Note, I am not encouraging that we play a kind of 'wage Olympics', but I do believe that in the grand scheme of things, teachers are some of the more privileged and 'better' paid persons in the public sector. Of course, this doesn't mean they are not deserving of and shouldn't get more. Notwithstanding, I think it would be more urgent to talk about pay for nurses, firefighters, police and, important, those who are non-unionised and working without pension and health insurance.
We need to talk about pay and not simply pay for teachers and, on occasion, pay for nurses and police. It is important that we recognise that we do not pay people properly. It's one reason we have such a large group of people called the working poor. It's really good that we are talking about pay, but perhaps it is time we look at the bigger picture if we are truly interested in there being better for people and not just some people.
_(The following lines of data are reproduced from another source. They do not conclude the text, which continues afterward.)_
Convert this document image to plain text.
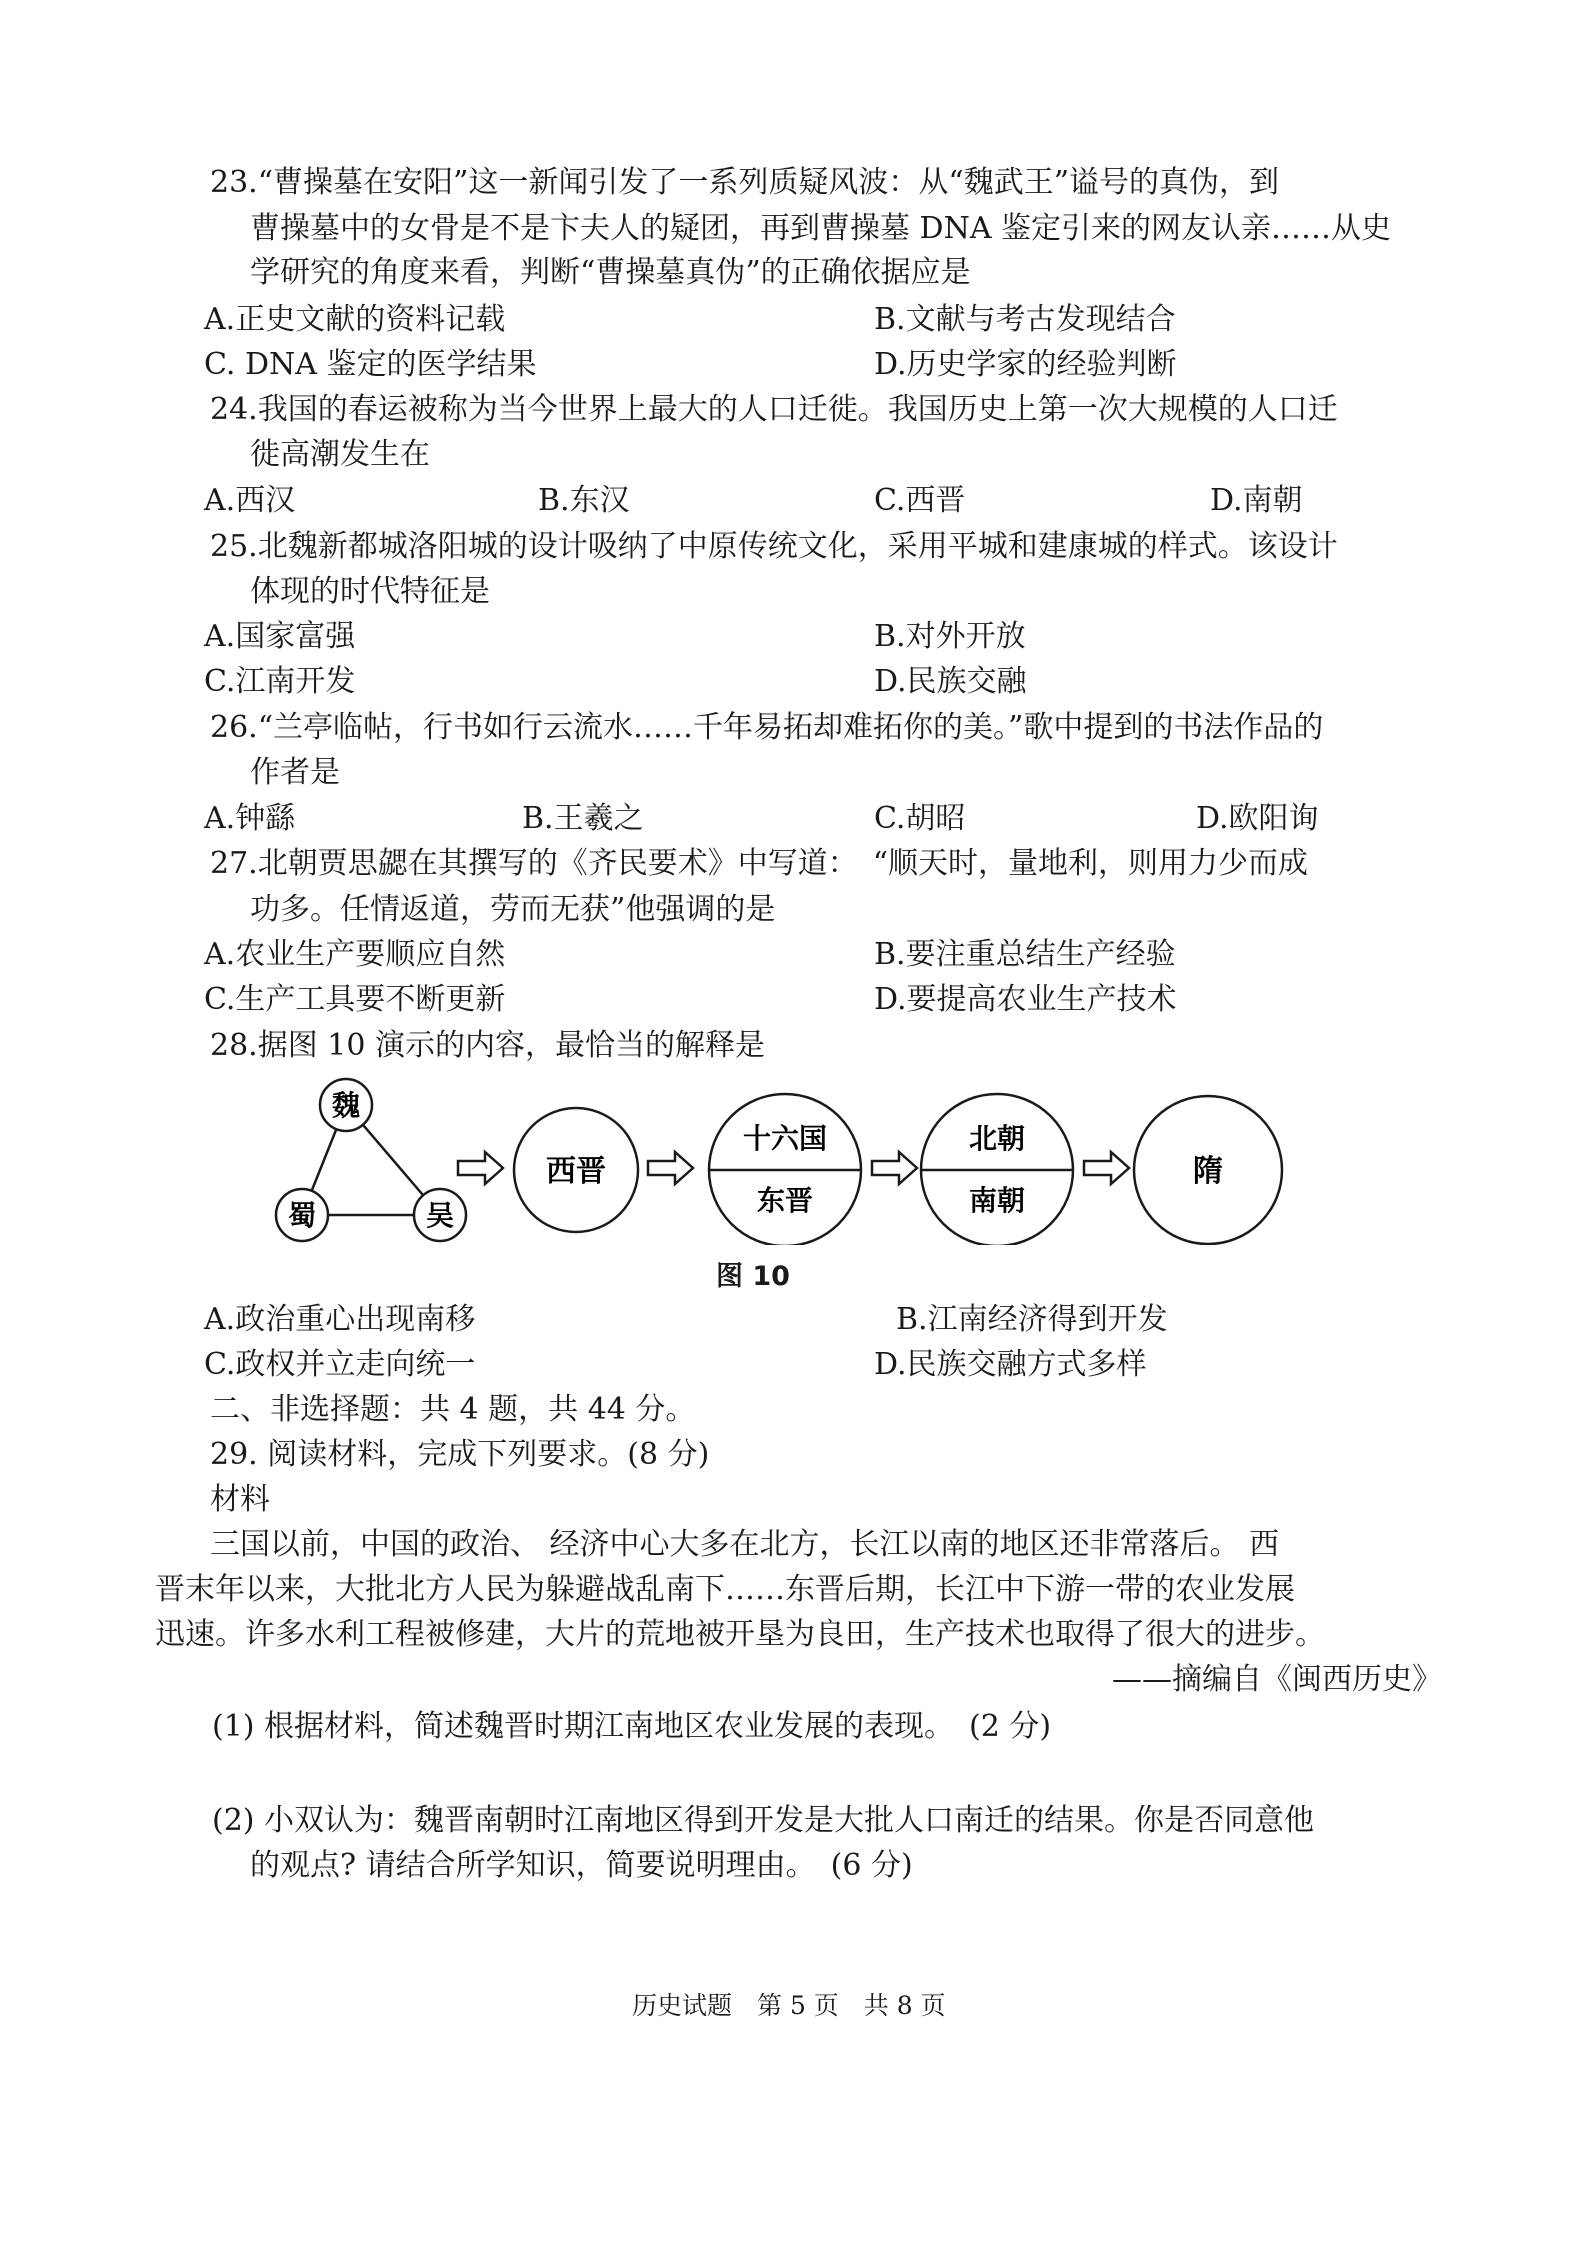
23.“曹操墓在安阳”这一新闻引发了一系列质疑风波：从“魏武王”谥号的真伪，到
曹操墓中的女骨是不是卞夫人的疑团，再到曹操墓 DNA 鉴定引来的网友认亲……从史
学研究的角度来看，判断“曹操墓真伪”的正确依据应是
A.正史文献的资料记载	B.文献与考古发现结合
C. DNA 鉴定的医学结果	D.历史学家的经验判断
24.我国的春运被称为当今世界上最大的人口迁徙。我国历史上第一次大规模的人口迁
徙高潮发生在
A.西汉	B.东汉	C.西晋	D.南朝
25.北魏新都城洛阳城的设计吸纳了中原传统文化，采用平城和建康城的样式。该设计
体现的时代特征是
A.国家富强	B.对外开放
C.江南开发	D.民族交融
26.“兰亭临帖，行书如行云流水……千年易拓却难拓你的美。”歌中提到的书法作品的
作者是
A.钟繇	B.王羲之	C.胡昭	D.欧阳询
27.北朝贾思勰在其撰写的《齐民要术》中写道：　“顺天时，量地利，则用力少而成
功多。任情返道，劳而无获”他强调的是
A.农业生产要顺应自然	B.要注重总结生产经验
C.生产工具要不断更新	D.要提高农业生产技术
28.据图 10 演示的内容，最恰当的解释是
魏
蜀	吴
西晋
十六国
东晋
北朝
南朝
隋
图 10
A.政治重心出现南移	B.江南经济得到开发
C.政权并立走向统一	D.民族交融方式多样
二、非选择题：共 4 题，共 44 分。
29. 阅读材料，完成下列要求。(8 分)
材料
三国以前，中国的政治、 经济中心大多在北方，长江以南的地区还非常落后。 西
晋末年以来，大批北方人民为躲避战乱南下……东晋后期，长江中下游一带的农业发展
迅速。许多水利工程被修建，大片的荒地被开垦为良田，生产技术也取得了很大的进步。
——摘编自《闽西历史》
(1) 根据材料，简述魏晋时期江南地区农业发展的表现。　(2 分)
(2) 小双认为：魏晋南朝时江南地区得到开发是大批人口南迁的结果。你是否同意他
的观点? 请结合所学知识，简要说明理由。　(6 分)
历史试题　第 5 页　共 8 页
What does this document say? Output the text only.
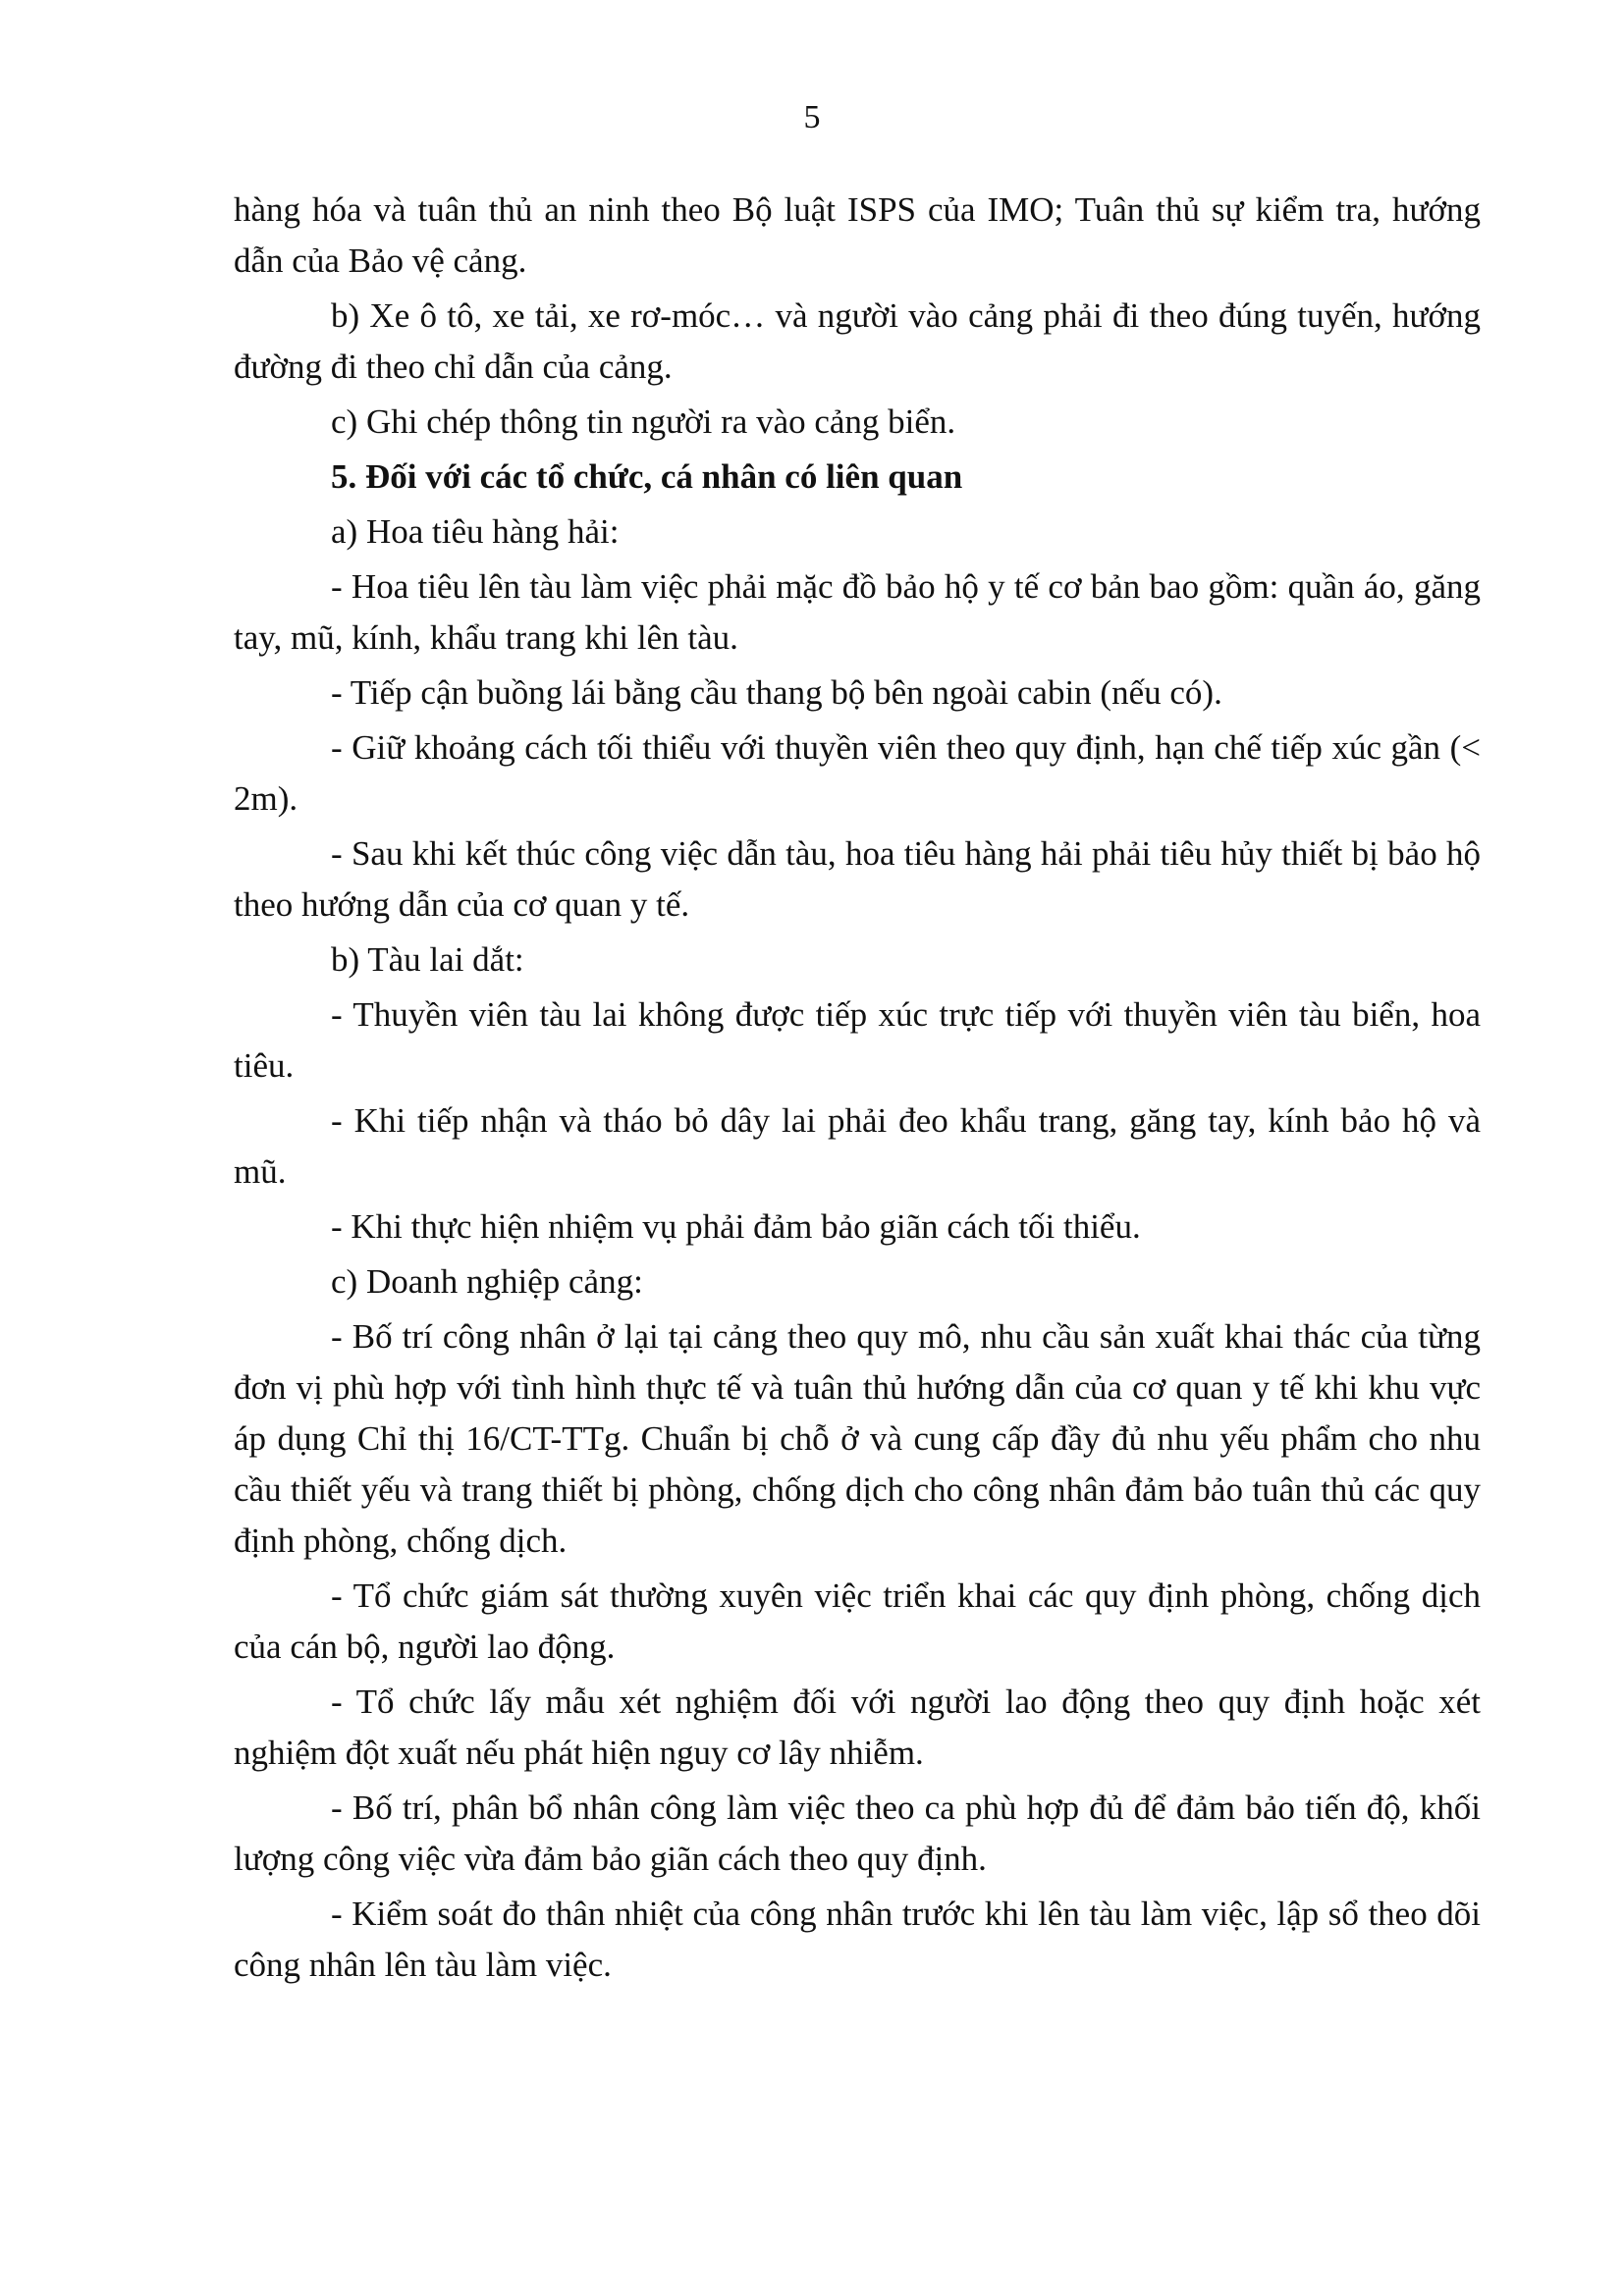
5

hàng hóa và tuân thủ an ninh theo Bộ luật ISPS của IMO; Tuân thủ sự kiểm tra, hướng dẫn của Bảo vệ cảng.

b) Xe ô tô, xe tải, xe rơ-móc… và người vào cảng phải đi theo đúng tuyến, hướng đường đi theo chỉ dẫn của cảng.

c) Ghi chép thông tin người ra vào cảng biển.

5. Đối với các tổ chức, cá nhân có liên quan

a) Hoa tiêu hàng hải:

- Hoa tiêu lên tàu làm việc phải mặc đồ bảo hộ y tế cơ bản bao gồm: quần áo, găng tay, mũ, kính, khẩu trang khi lên tàu.

- Tiếp cận buồng lái bằng cầu thang bộ bên ngoài cabin (nếu có).

- Giữ khoảng cách tối thiểu với thuyền viên theo quy định, hạn chế tiếp xúc gần (< 2m).

- Sau khi kết thúc công việc dẫn tàu, hoa tiêu hàng hải phải tiêu hủy thiết bị bảo hộ theo hướng dẫn của cơ quan y tế.

b) Tàu lai dắt:

- Thuyền viên tàu lai không được tiếp xúc trực tiếp với thuyền viên tàu biển, hoa tiêu.

- Khi tiếp nhận và tháo bỏ dây lai phải đeo khẩu trang, găng tay, kính bảo hộ và mũ.

- Khi thực hiện nhiệm vụ phải đảm bảo giãn cách tối thiểu.

c) Doanh nghiệp cảng:

- Bố trí công nhân ở lại tại cảng theo quy mô, nhu cầu sản xuất khai thác của từng đơn vị phù hợp với tình hình thực tế và tuân thủ hướng dẫn của cơ quan y tế khi khu vực áp dụng Chỉ thị 16/CT-TTg. Chuẩn bị chỗ ở và cung cấp đầy đủ nhu yếu phẩm cho nhu cầu thiết yếu và trang thiết bị phòng, chống dịch cho công nhân đảm bảo tuân thủ các quy định phòng, chống dịch.

- Tổ chức giám sát thường xuyên việc triển khai các quy định phòng, chống dịch của cán bộ, người lao động.

- Tổ chức lấy mẫu xét nghiệm đối với người lao động theo quy định hoặc xét nghiệm đột xuất nếu phát hiện nguy cơ lây nhiễm.

- Bố trí, phân bổ nhân công làm việc theo ca phù hợp đủ để đảm bảo tiến độ, khối lượng công việc vừa đảm bảo giãn cách theo quy định.

- Kiểm soát đo thân nhiệt của công nhân trước khi lên tàu làm việc, lập sổ theo dõi công nhân lên tàu làm việc.
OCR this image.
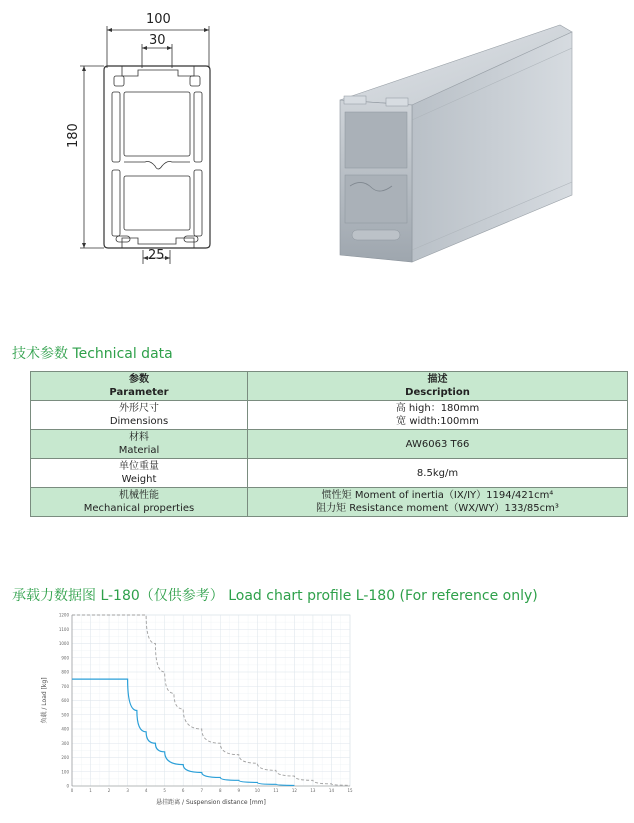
100
30
180
25
技术参数 Technical data
参数
Parameter	描述
Description

外形尺寸
Dimensions	高 high：180mm
宽 width:100mm

材料
Material	AW6063 T66

单位重量
Weight	8.5kg/m

机械性能
Mechanical properties	惯性矩 Moment of inertia（IX/IY）1194/421cm⁴
阻力矩 Resistance moment（WX/WY）133/85cm³
承载力数据图 L-180（仅供参考） Load chart profile L-180 (For reference only)
0	1	2	3	4	5	6	7	8	9	10	11	12	13	14	15
0
100
200
300
400
500
600
700
800
900
1000
1100
1200
悬挂距离 / Suspension distance [mm]
负载 / Load [kg]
It's uncanny that some of the same people who are quick to shut down arguments for higher minimum wage are so strident about more pay for teachers. The people from our communities and who work for some of us who are already (and truly) low-paid workers, who work twice or even thrice as hard for little to nothing, are hankering for our support and strident advocacy in the political groups, on social media, and on the airwaves.
You don't have to be a sensationalist to argue for more pay for teachers. Teachers suffering, going to bed hungry, can't afford life. Really? So what of others who are actually paid a very low salary then? Who - despite all the help they get from PATH, their brothers and sisters abroad, and the MP - can barely afford to send their kids to school or healthcare.
In all of this, there is another conversation that we need to have about income and expenditure with people who aren't among the working poor, but that's for another article.
If all we talk about is wages for teachers, nurses and police, there is a problem. This isn't a wage Olympics at all, but we ought to realise that those with more power - the unions like JTA - dominate the public discussion about better livelihood and shut out those at the bottom, and we all pander to it (for various reasons) in our privileged spaces because we have access and will benefit from such improvements.